Nosotros peregrinos del mundo, hombres y mujeres de todas partes, de todos los continentes juntos en una inmensa plaza, hombres de ojos rasgados, de piel colorada, con múltiples cámaras fotográficas en el cuello, captando los detalles de la vida y su entorno, hablaban todos los idiomas juntos, todos a la vez, adoquines milenarios perfectamente tallados que la circundan en el piso traslúcido, pisoteados, una y otra vez por ejércitos invencibles. Me sentí rodeado de colores, de luces, de todos los tonos rojos, oscuros, rojos ocres, rojos claros. Porque esta era una inmensa plaza roja, serpenteando por un rio, con torres, catedrales, bosques, jardines, soldados desconocidos perpetuados por una tea.

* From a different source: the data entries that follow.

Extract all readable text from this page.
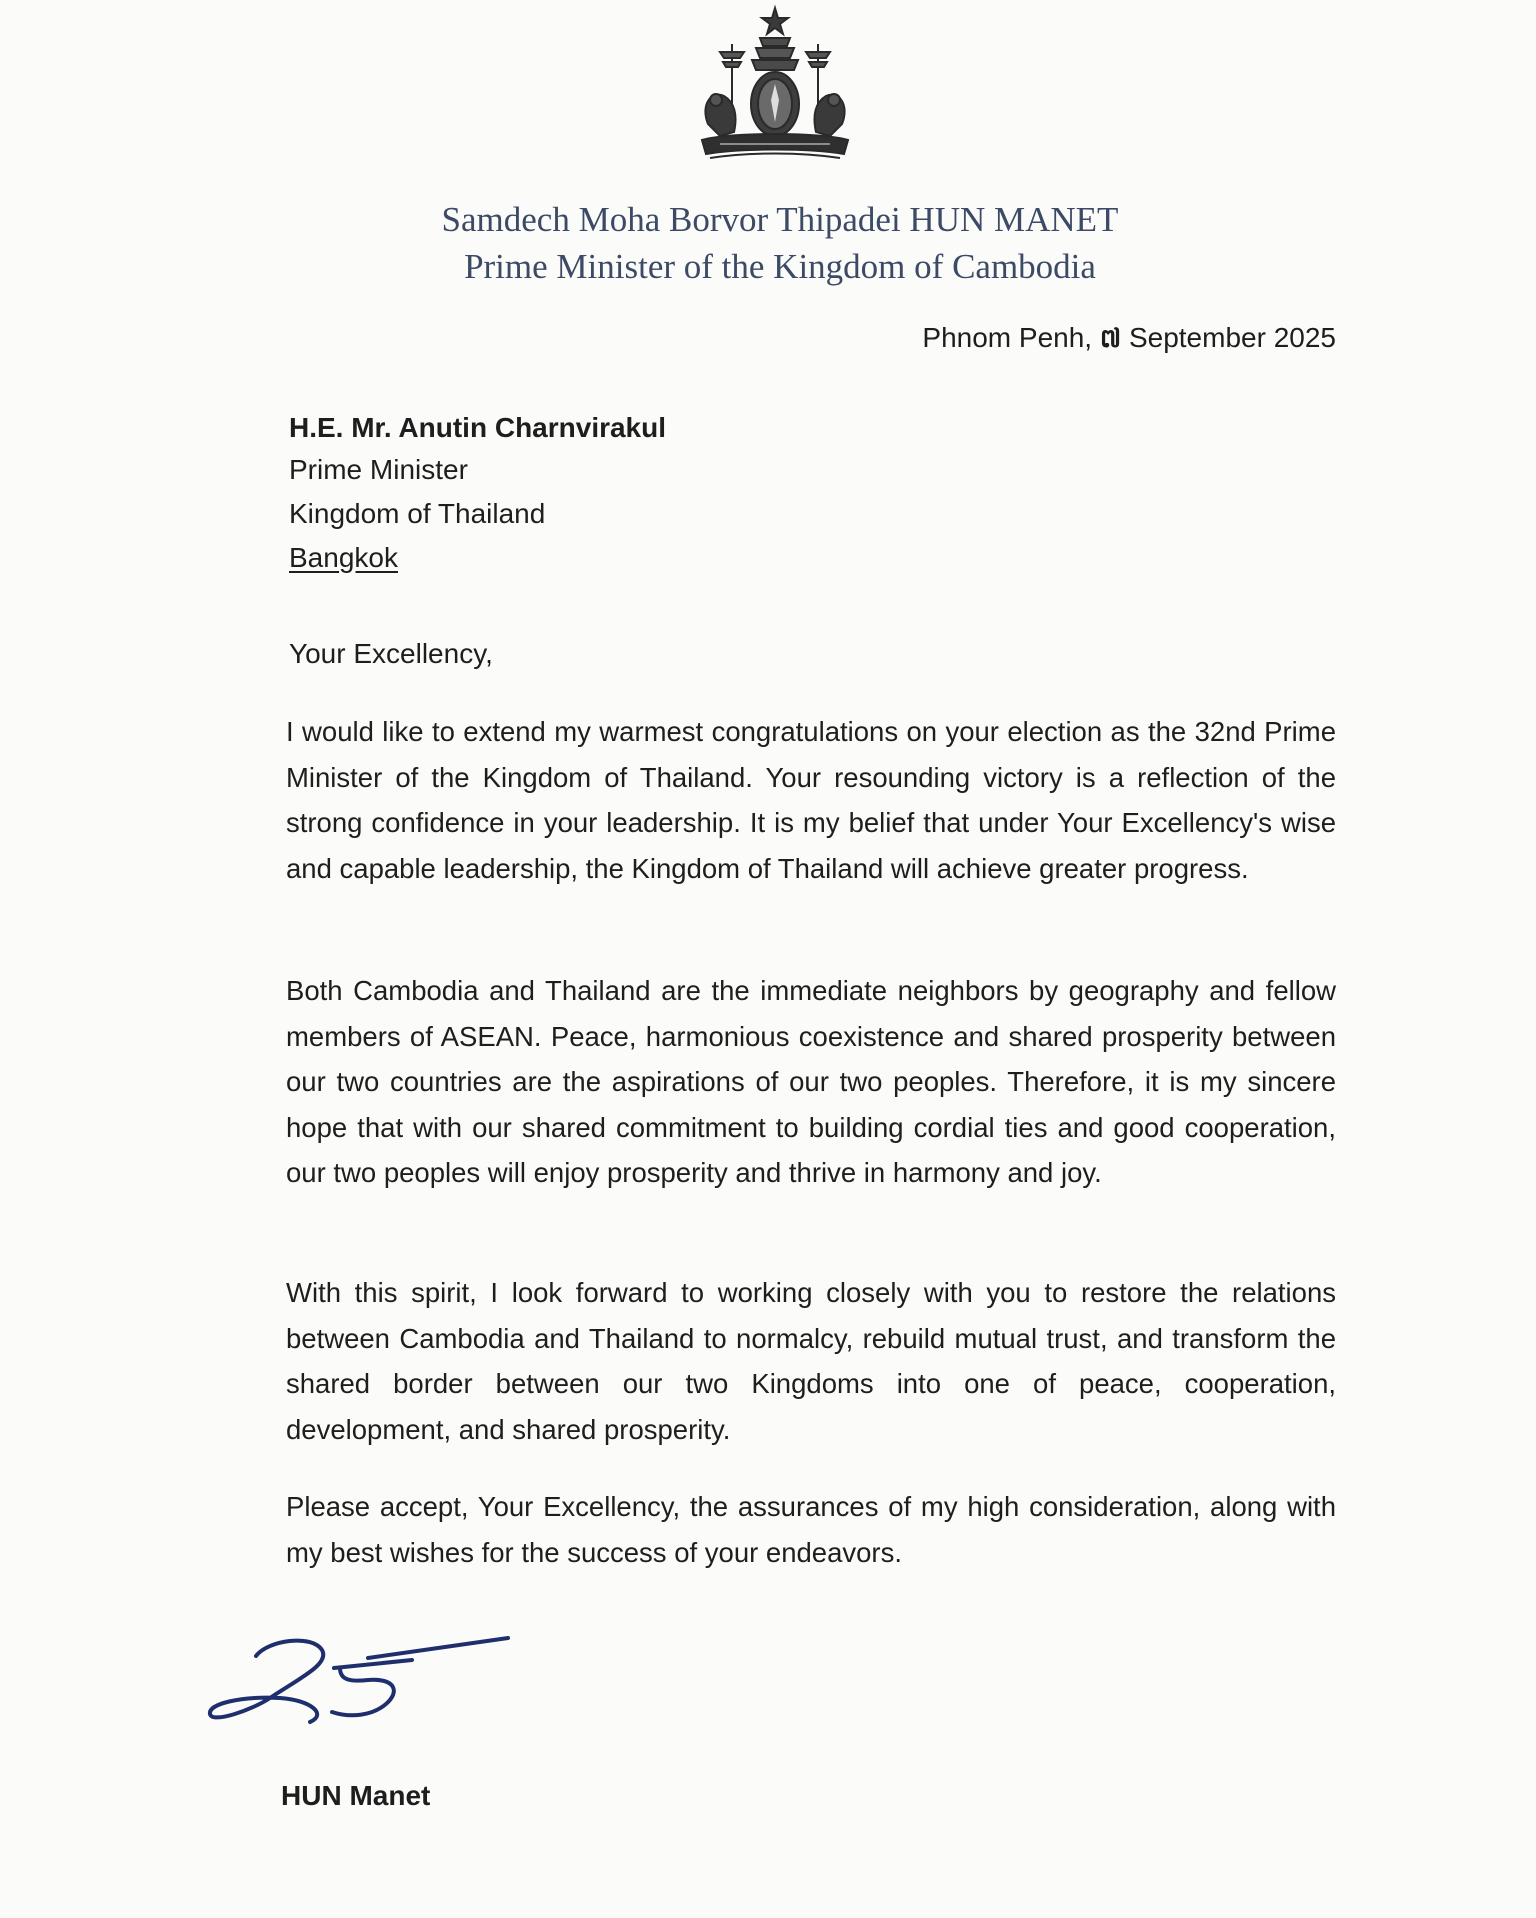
Samdech Moha Borvor Thipadei HUN MANET
Prime Minister of the Kingdom of Cambodia
Phnom Penh, ៧ September 2025
H.E. Mr. Anutin Charnvirakul
Prime Minister
Kingdom of Thailand
Bangkok
Your Excellency,

I would like to extend my warmest congratulations on your election as the 32nd Prime Minister of the Kingdom of Thailand. Your resounding victory is a reflection of the strong confidence in your leadership. It is my belief that under Your Excellency's wise and capable leadership, the Kingdom of Thailand will achieve greater progress.

Both Cambodia and Thailand are the immediate neighbors by geography and fellow members of ASEAN. Peace, harmonious coexistence and shared prosperity between our two countries are the aspirations of our two peoples. Therefore, it is my sincere hope that with our shared commitment to building cordial ties and good cooperation, our two peoples will enjoy prosperity and thrive in harmony and joy.

With this spirit, I look forward to working closely with you to restore the relations between Cambodia and Thailand to normalcy, rebuild mutual trust, and transform the shared border between our two Kingdoms into one of peace, cooperation, development, and shared prosperity.

Please accept, Your Excellency, the assurances of my high consideration, along with my best wishes for the success of your endeavors.

HUN Manet
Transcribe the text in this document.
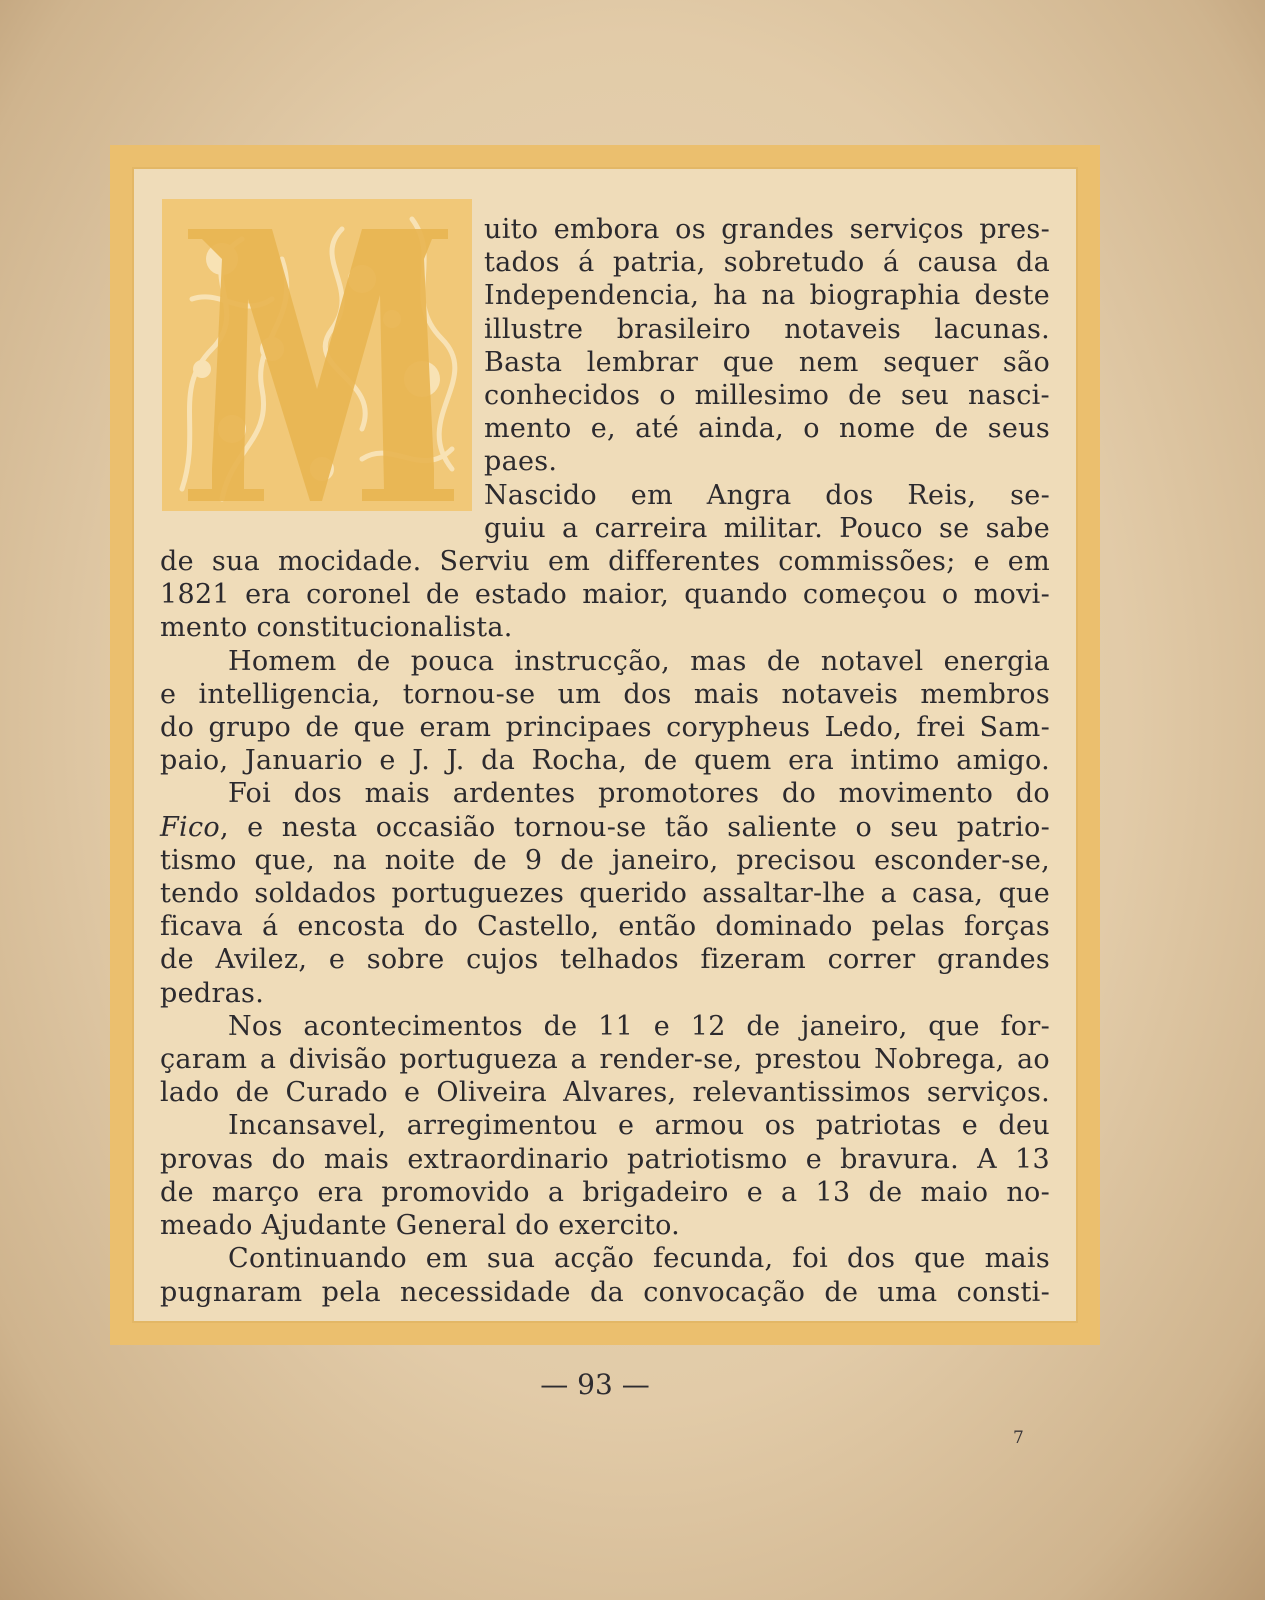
uito embora os grandes serviços pres-
tados á patria, sobretudo á causa da
Independencia, ha na biographia deste
illustre brasileiro notaveis lacunas.
Basta lembrar que nem sequer são
conhecidos o millesimo de seu nasci-
mento e, até ainda, o nome de seus
paes.
Nascido em Angra dos Reis, se-
guiu a carreira militar. Pouco se sabe
de sua mocidade. Serviu em differentes commissões; e em
1821 era coronel de estado maior, quando começou o movi-
mento constitucionalista.
Homem de pouca instrucção, mas de notavel energia
e intelligencia, tornou-se um dos mais notaveis membros
do grupo de que eram principaes corypheus Ledo, frei Sam-
paio, Januario e J. J. da Rocha, de quem era intimo amigo.
Foi dos mais ardentes promotores do movimento do
Fico, e nesta occasião tornou-se tão saliente o seu patrio-
tismo que, na noite de 9 de janeiro, precisou esconder-se,
tendo soldados portuguezes querido assaltar-lhe a casa, que
ficava á encosta do Castello, então dominado pelas forças
de Avilez, e sobre cujos telhados fizeram correr grandes
pedras.
Nos acontecimentos de 11 e 12 de janeiro, que for-
çaram a divisão portugueza a render-se, prestou Nobrega, ao
lado de Curado e Oliveira Alvares, relevantissimos serviços.
Incansavel, arregimentou e armou os patriotas e deu
provas do mais extraordinario patriotismo e bravura. A 13
de março era promovido a brigadeiro e a 13 de maio no-
meado Ajudante General do exercito.
Continuando em sua acção fecunda, foi dos que mais
pugnaram pela necessidade da convocação de uma consti-
— 93 —
7
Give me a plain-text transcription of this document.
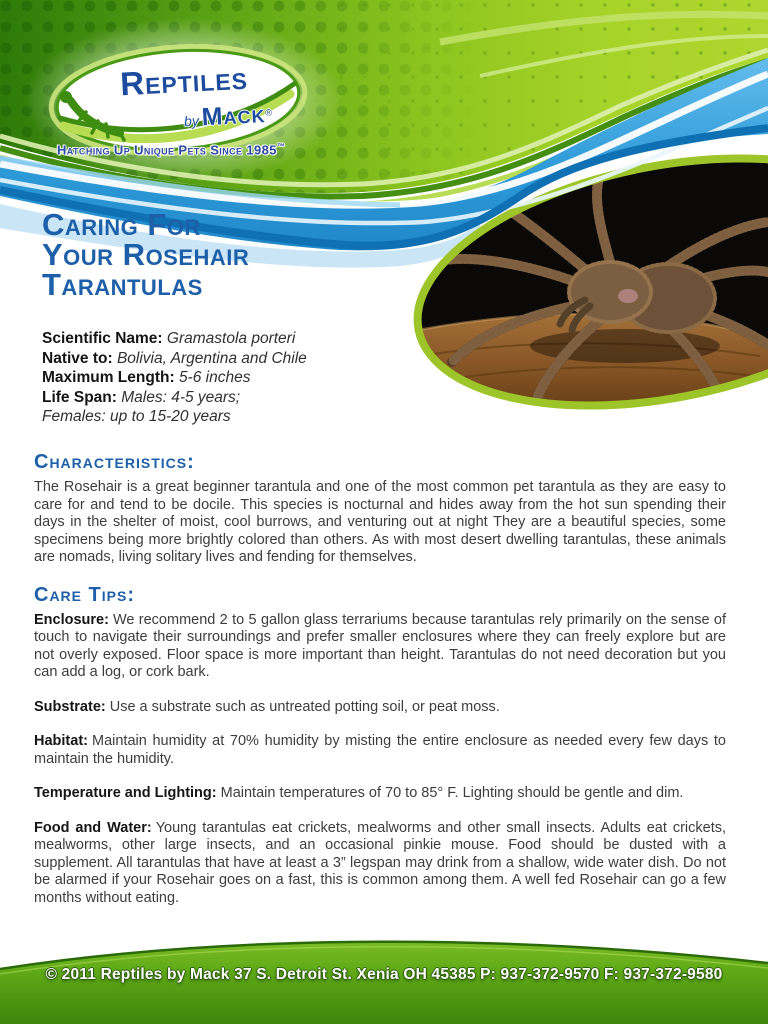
Reptiles
byMack®
Hatching Up Unique Pets Since 1985™
Caring For
Your Rosehair
Tarantulas
Scientific Name: Gramastola porteri
Native to: Bolivia, Argentina and Chile
Maximum Length: 5-6 inches
Life Span: Males: 4-5 years;
Females: up to 15-20 years
Characteristics:
The Rosehair is a great beginner tarantula and one of the most common pet tarantula as they are easy to care for and tend to be docile. This species is nocturnal and hides away from the hot sun spending their days in the shelter of moist, cool burrows, and venturing out at night They are a beautiful species, some specimens being more brightly colored than others. As with most desert dwelling tarantulas, these animals are nomads, living solitary lives and fending for themselves.
Care Tips:
Enclosure: We recommend 2 to 5 gallon glass terrariums because tarantulas rely primarily on the sense of touch to navigate their surroundings and prefer smaller enclosures where they can freely explore but are not overly exposed. Floor space is more important than height. Tarantulas do not need decoration but you can add a log, or cork bark.
Substrate: Use a substrate such as untreated potting soil, or peat moss.
Habitat: Maintain humidity at 70% humidity by misting the entire enclosure as needed every few days to maintain the humidity.
Temperature and Lighting: Maintain temperatures of 70 to 85° F. Lighting should be gentle and dim.
Food and Water: Young tarantulas eat crickets, mealworms and other small insects. Adults eat crickets, mealworms, other large insects, and an occasional pinkie mouse. Food should be dusted with a supplement. All tarantulas that have at least a 3” legspan may drink from a shallow, wide water dish. Do not be alarmed if your Rosehair goes on a fast, this is common among them. A well fed Rosehair can go a few months without eating.
© 2011 Reptiles by Mack 37 S. Detroit St. Xenia OH 45385 P: 937-372-9570 F: 937-372-9580
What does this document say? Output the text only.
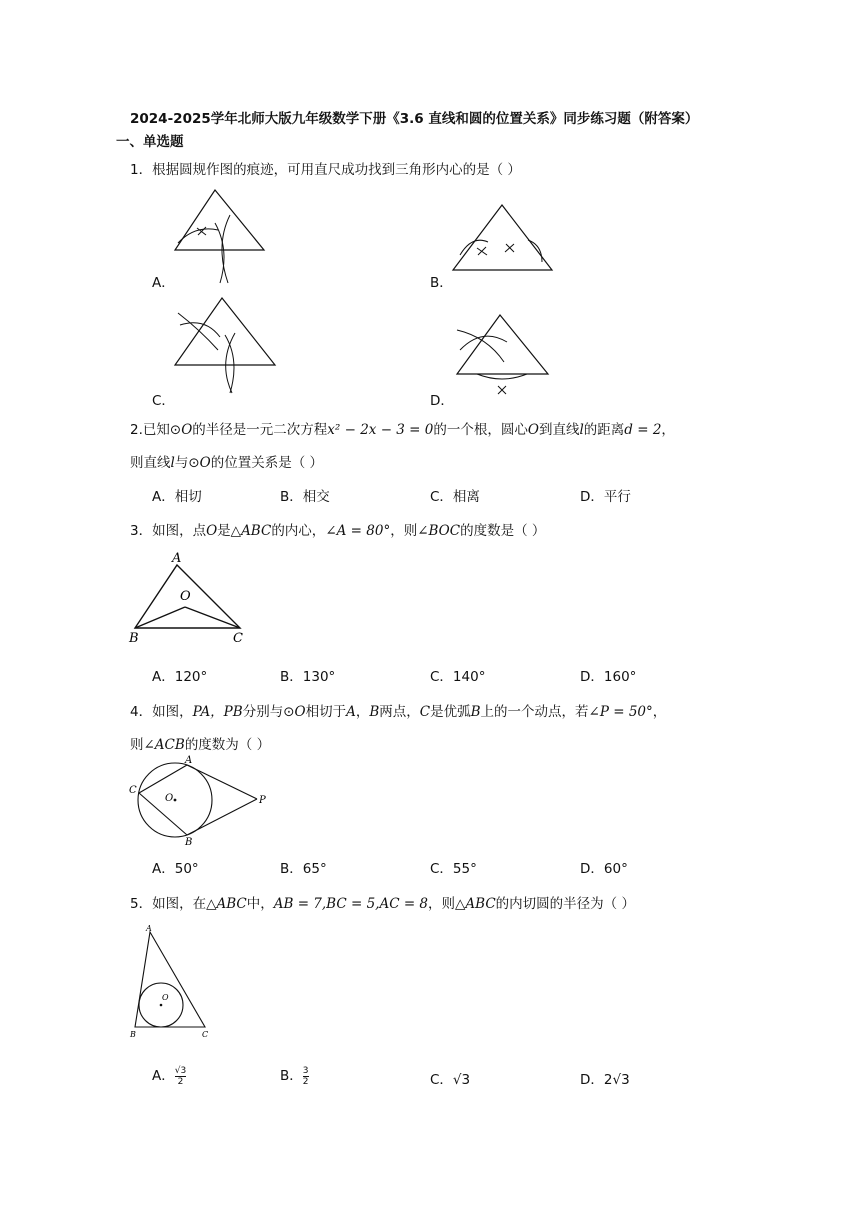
2024-2025学年北师大版九年级数学下册《3.6 直线和圆的位置关系》同步练习题（附答案）
一、单选题
1．根据圆规作图的痕迹，可用直尺成功找到三角形内心的是（ ）
A．	B．
C．	D．
2.已知⊙O的半径是一元二次方程x² − 2x − 3 = 0的一个根，圆心O到直线l的距离d = 2，
则直线l与⊙O的位置关系是（ ）
A．相切	B．相交	C．相离	D．平行
3．如图，点O是△ABC的内心，∠A = 80°，则∠BOC的度数是（ ）
A
O
B	C
A．120°	B．130°	C．140°	D．160°
4．如图，PA，PB分别与⊙O相切于A，B两点，C是优弧B上的一个动点，若∠P = 50°，
则∠ACB的度数为（ ）
A
O
C
B
P
A．50°	B．65°	C．55°	D．60°
5．如图，在△ABC中，AB = 7,BC = 5,AC = 8，则△ABC的内切圆的半径为（ ）
A
O
B	C
A．$\frac{√3}{2}$	B．$\frac{3}{2}$	C．√3	D．2√3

Yo llegué, hasta acá parido por un mundo de ilusiones, un idioma que se me hacía un nudo en la boca cada vez que hablaba, como si tuviera una pepa de durazno entre la lengua, que se me trababa y se destrababa, se enroscaba y desenroscaba, que me impedía pronunciar el sonido dulce, la magia de las palabras, hasta que se fue soltando, se fue ablandando, acomodando al espacio natural hasta ser uno más de los que se cruzan con uno, cada día en la calle conviviendo con el frio, con la noche, conviviendo con la náusea, conviviendo con la plaza, que nos espera para devorarnos, para entrar en sus fauces, como a la boca de un león, largos pasillos con cuartos en fila y baños comunes, inodoros a ras del piso, el periódico Pravda hecho pedazos, colgados los retazos en la pared en un clavo improvisado, con la verdad en la palabra, de múltiples usos, de lectura y envoltura, de papel higiénico cuando la urgencia precisa, retratos en las paredes que anunciaban los logros de un sistema desconocido y añorado por muchos, con cuadros gigantescos, de obreros y campesinos sonrientes de hoces y martillos, estrellas de rubí, héroes del trabajo socialista, líderes del partido de cejas espesas, de planes económicos, con cifras escritas en las paredes, anunciando que el próximo año sería un logro más de ascendentes porcentajes en los sueños del plan de gobierno. Yo miraba todo esto con la boca abierta, queriendo descubrir la magia de toda una vida con todos sus detalles en un solo día, hasta ser devorado una y otra vez por esta plaza que nos cautiva a todos.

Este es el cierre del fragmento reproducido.